Kierując się intuicją i kubkami smakowymi udało mi się całkowicie zmodyfikować szkolny przepis na niezapomniany "wermiszel z rodzynkami". Był to jedyny znany mi przepis na makaron podany na słodko. Muszę przyznać, że modyfikacja i tak doskonałego już przepisu udała się znakomicie. Połączenie użytych składników takich jak makaron, pomarańcza, kardamon i serek mascarpone dały oryginalny i ciekawy smak. Myślę, że nie jedna restauracja nie powstydziłaby się takiego deseru w swej karcie menu. Makaron w miodowej glazurze jest wyśmienity a dodany sos stawia przysłowiową kropkę nad i.
Składniki na 2 porcje:
150 g makaronu penne Omnomnom
250 g serka mascarpone
200 ml miodu eukaliptusowego (może być inny, raczej nie gryczany)
2 żółtka
2 pomarańcze
5-6 ziarenek kardamonu
3 łyżeczki brązowego cukru
1 łyżka masła
1. Wykonanie makaronu w glazurze miodowo - kardamonowej:
Makaron ugotować al dente (wody nie solimy).
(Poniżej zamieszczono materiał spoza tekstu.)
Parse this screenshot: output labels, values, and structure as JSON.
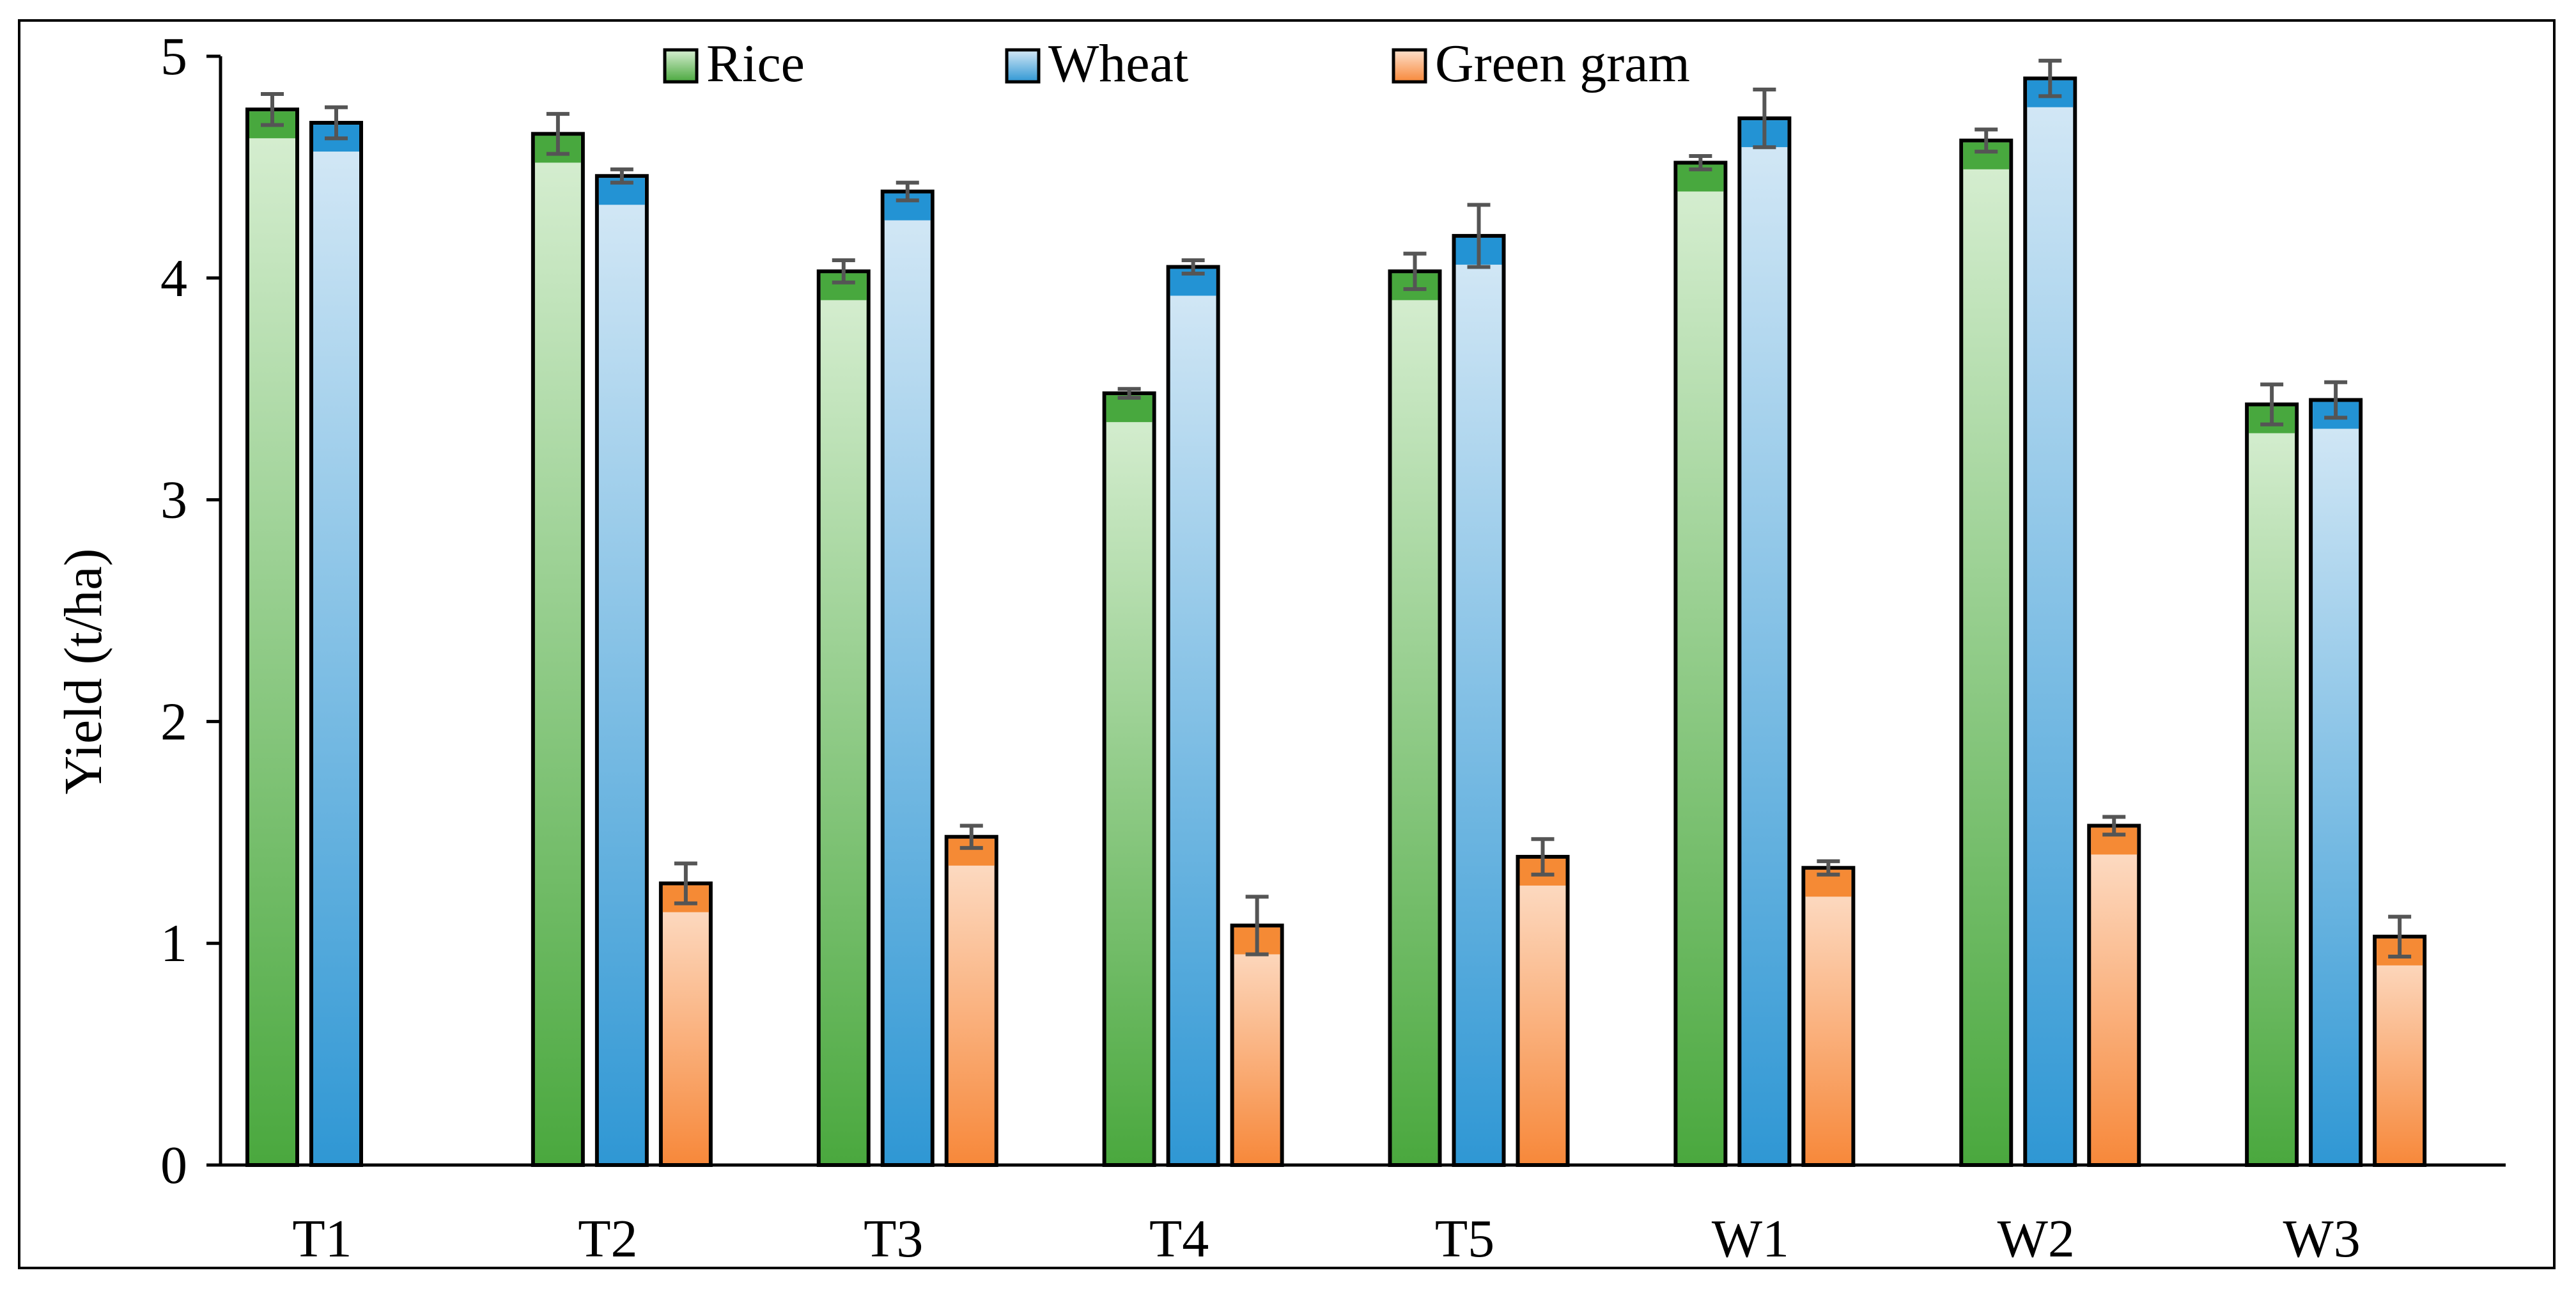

Nasiona kardamonu wyjąć z łupinek i rozetrzeć na drobno.
Miód rozgrzać na patelni, dodać sok z 1 pomarańczy, kardamon i gotować na małym ogniu ok. 10 minut, następnie dodać makaron, dokładnie wymieszać i podgrzewać dalej przez ok 5-8 minut, tak aby makaron przeszedł słodkością miodu.
2. Wykonanie sosu serowo - pomarańczowego
Pomarańcze, obrać wyfiletować i pokroić na małe cząstki,
Masło rozgrzać i roztopić na nim brązowy cukier, dodać pomarańcze, smażyć ok 5 minut. Dodać serek, żółtka, wymieszać i zagotować.
Całość podawać na ciepło razem z ciepłym makaronem, lub też można sos bardzo mocno schłodzić i podawać z gorącym makaronem.